Ha. Yeah, I don't think that the sacrifice of non-baby doings is necessarily worth the pleasures of the baby. But I did't really have a baby for my benefit, and especially not for my short-term benefit. Nor did I/we cost-benefit analysis the baby.

Emily Hale said...

(All that to say, I just don't by the "worth it" question. (Which people have indeed already asked me:)

Hannah said...

Huh. That motherhood article is interesting. Good for her! That's not how I feel either. I DO agree that motherhood has changed me. It is constantly changing me into a better person (some days much, much better than others...), but I am definitely NOT more productive. I have learned to be more efficient with my time, yes, but that is because I grit my teeth and half-ass things (which bothers me to no end...but, sacrifice, right?). I am also a "cross things off the list" kind of person and when days come along that the only things on my list are "feed children, change diapers, play with children, repeat" I find myself feeling like my day has been kinda 'wasted' (which is very much not true, but the feeling persists).

I flat out don't understand that sleep thing. We have (thank the LORD) good sleepers, but that still means we wake up at odd times for odd things....all the time.

Dates? Well, Jayber is extra good about planning date nights when we are around grandparents (we have yet to find a babysitter), but girl nights? Ha! I just went on a get-away weekend with a girlfriend and it was the first time in...well, the first time since becoming a mom 2.5 years ago.

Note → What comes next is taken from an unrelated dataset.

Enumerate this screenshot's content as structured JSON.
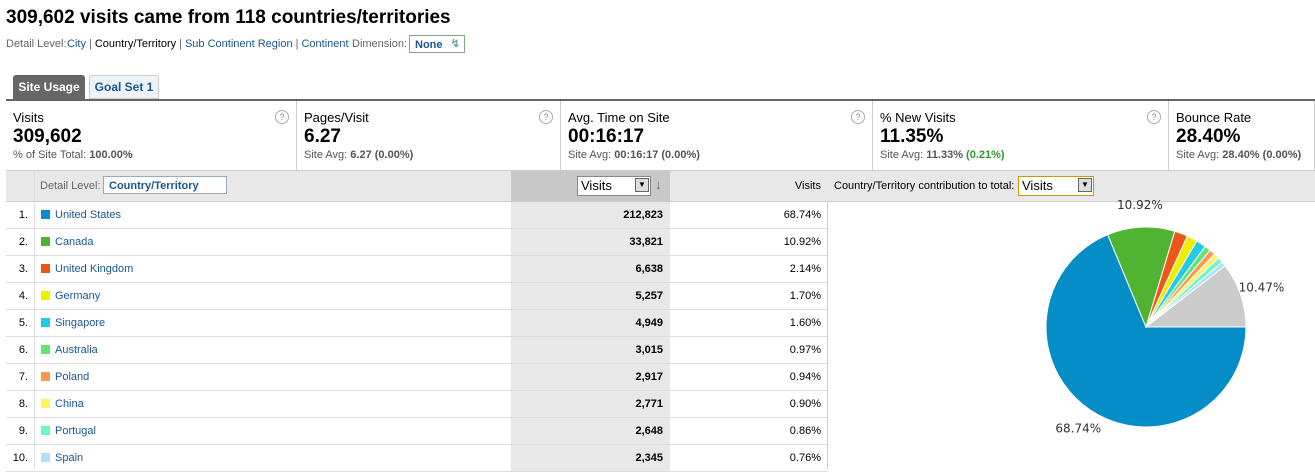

I recently read Chiara Corbella Petrillo's story (amazing, by the way) and one part talks about the 'lie of the alternative' which really struck me. The lie is that children keep us from doing 'something else'. It was in the context of being pro-life, but I think it's interesting as a mother too. I often get upset because my kids are keeping me from doing (fill in the blank), but that is just the 'lie of the alternative'. Yes, my children are making me a better person, but they are doing it by forcing me to learn patience, to sacrifice, to let go of the things I want...all uncomfortable and often times painful things.

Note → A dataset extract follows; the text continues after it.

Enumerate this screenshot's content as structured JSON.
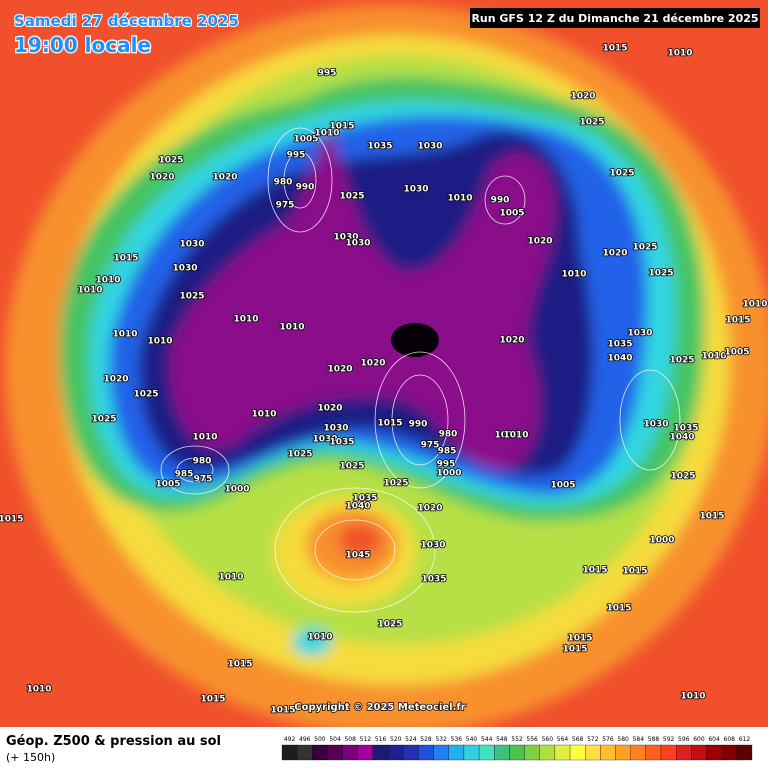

And I'm done rambling. :-)

Emily Hale said...

Awesome--glad you shared:) good points about becoming a better person though that is hard as heck. And the lie of the alternative. That makes a lot of sense.

Although there are also constant work, life balance decisions, so in some sense, these questions aren't settled for once and for all. But I guess you should be settled and committed to the decisions you make.

Myrrh said...

At the risk of sounding much less forgiving than your other commenters, I will say: yes, that is definitely the most obnoxious article you've ever read.

And your last link reminded me of this post from a while back - did you see it? http://thisaintthelyceum.org/the-elimination-of-charity-and-the-marginalized/

Emily Hale said...

Well you would know!! I defer to your experience:)

Thanks for sharing--I hadn't seen it. Yes--this also raises the problem of one person thinking that they know what the other person wants. There's a study in which able-bodied people say they would rather die than have a disability, but the people with disabilities report levels of happiness equivalent to able-bodied people. You can't just try to eliminate disability because you don't want a disability...

Frankincense said...

I thought I'd commented yesterday but I guess I got distracted by my productivity-enhancing children. I was going to say it wasn't the most obnoxious article, but only bc I recently read a few articles about children behaving in Mass.

Emily Hale said...

Haha.

Children behaving in mass! Craziness. I started to panic that Baby Leopard would never ever sit still for one minute (lots and lots of time in the back) and then something magic happened and he has been spending some time in the pew (with loads of books and puffs...).